Sou o que leio

22 01 2020

 

 

C. DE GENNARO, A leitura - Oleo sobre cartão - 29x19 cm - ACID Coleção do Professor e Dr. Luiz Fernando da Costa e SilvaA leitura

Caetano de Gennaro (Itália/Brasil, 1890 – 1979)

óleo sobre cartão, 19 x 29 cm

Coleção do Professor e Dr. Luiz Fernando da Costa e Silva

 

 

Sou o que leio

 

Ladyce West

 

Se você notar bem, se me olhar com cuidado, verá que ainda tenho um relógio de bolso que trouxe do País das Maravilhas, onde aprendi a tomar chá com a Rainha de Copas.  Além daquela Alice, fiquei amiga de outra, na fazenda do Boqueirão, que me contou histórias de Teresópolis  enquanto esperávamos por Mário voltar da Europa no Tronco do Ipê.

Alencar, na verdade, é responsável pela Aurélia que vive em mim, mulher desafiadora dos costumes da época que, em Senhora, me ensinou o que é vingança.  De Capitu não tenho nada, mas aprendi com Bentinho, a desconfiar.  Machado deu o nome ao meu cachorro, Quincas. Dancei minha primeira valsa ao lado de Carolina em Paquetá  e me apaixonei pelo Moço Loiro  como Honorina o fez.

Com Lobato aprendi a caçar sacis, visitei a lua, o país da gramática e saboreei os quitutes de Tia Nastácia.  Só não tenho o pó de pirlimpimpim porque Emília não me deixou trazer.

Acompanhando uma Condessa, chorei  calorosas lágrimas pelos Desastres de Sofia e Memórias de um burro; mais ou menos na mesma época em que descobri, nas  Cartas do Meu Moinho, que até um reverendo francês pode morrer de gula e que há tempestades de gafanhotos destruidores, no mundo.

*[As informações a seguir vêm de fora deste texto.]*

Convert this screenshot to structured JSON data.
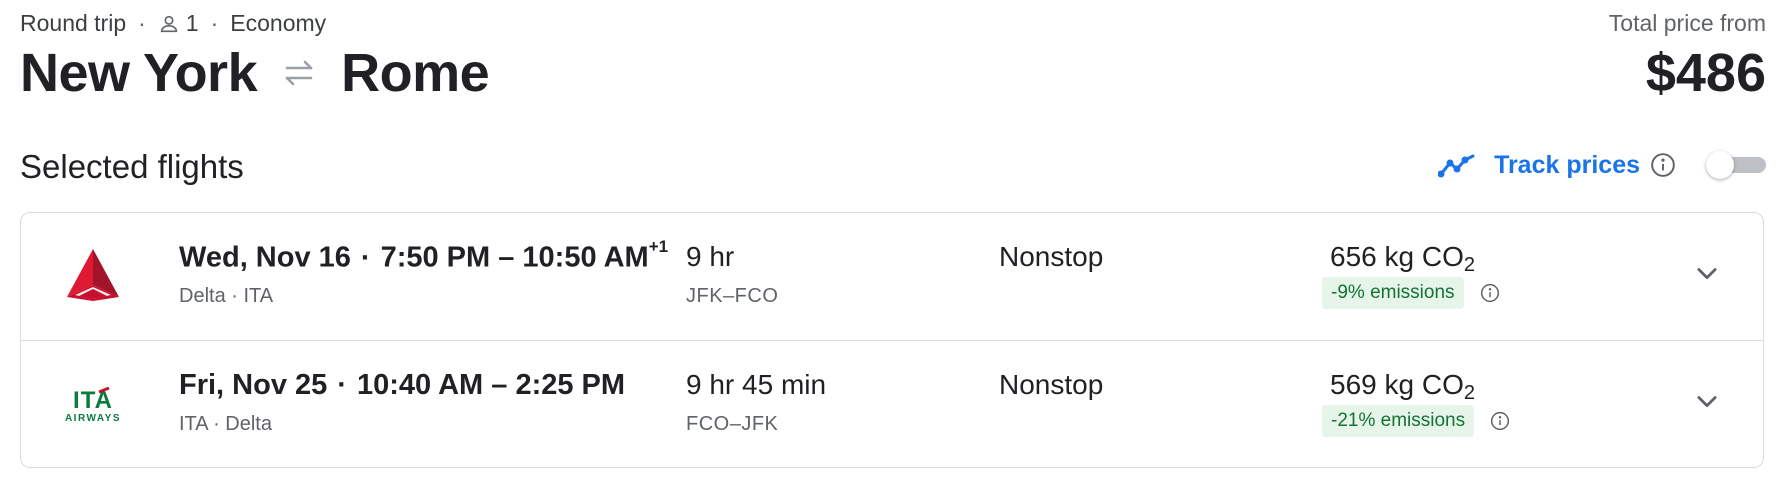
{
  "header": {
    "trip_type": "Round trip",
    "passengers": "1",
    "cabin": "Economy",
    "origin": "New York",
    "destination": "Rome",
    "price_label": "Total price from",
    "price": "$486"
  },
  "section": {
    "title": "Selected flights",
    "track_label": "Track prices",
    "track_enabled": false
  },
  "flights": [
    {
      "airline_logo": "delta-logo",
      "date": "Wed, Nov 16",
      "times": "7:50 PM – 10:50 AM",
      "day_offset": "+1",
      "airlines": "Delta · ITA",
      "duration": "9 hr",
      "airports": "JFK–FCO",
      "stops": "Nonstop",
      "co2": "656 kg CO",
      "co2_sub": "2",
      "emissions": "-9% emissions"
    },
    {
      "airline_logo": "ita-airways-logo",
      "date": "Fri, Nov 25",
      "times": "10:40 AM – 2:25 PM",
      "day_offset": "",
      "airlines": "ITA · Delta",
      "duration": "9 hr 45 min",
      "airports": "FCO–JFK",
      "stops": "Nonstop",
      "co2": "569 kg CO",
      "co2_sub": "2",
      "emissions": "-21% emissions"
    }
  ],
  "logo_text": {
    "ita_main": "ITA",
    "ita_sub": "AIRWAYS"
  },
  "colors": {
    "accent": "#1a73e8",
    "emissions_bg": "#e6f4ea",
    "emissions_text": "#137333",
    "delta_red": "#c8102e",
    "ita_green": "#0b7a3e"
  }
}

Viajei com Simbad, dei a Volta ao mundo em oitenta dias, fui vinte-mil léguas ao fundo do mar.  Naufraguei e fiquei presa numa ilha com um cara chamado Sexta-feira,  mas também descobri um tesouro, na Ilha de Montecristo, que permitiu vingar-me de um crime contra mim. Fui um dos mosqueteiros da Gasconha e, com um pequeno príncipe, aprendi  “que sou responsável por aquilo que cativo.”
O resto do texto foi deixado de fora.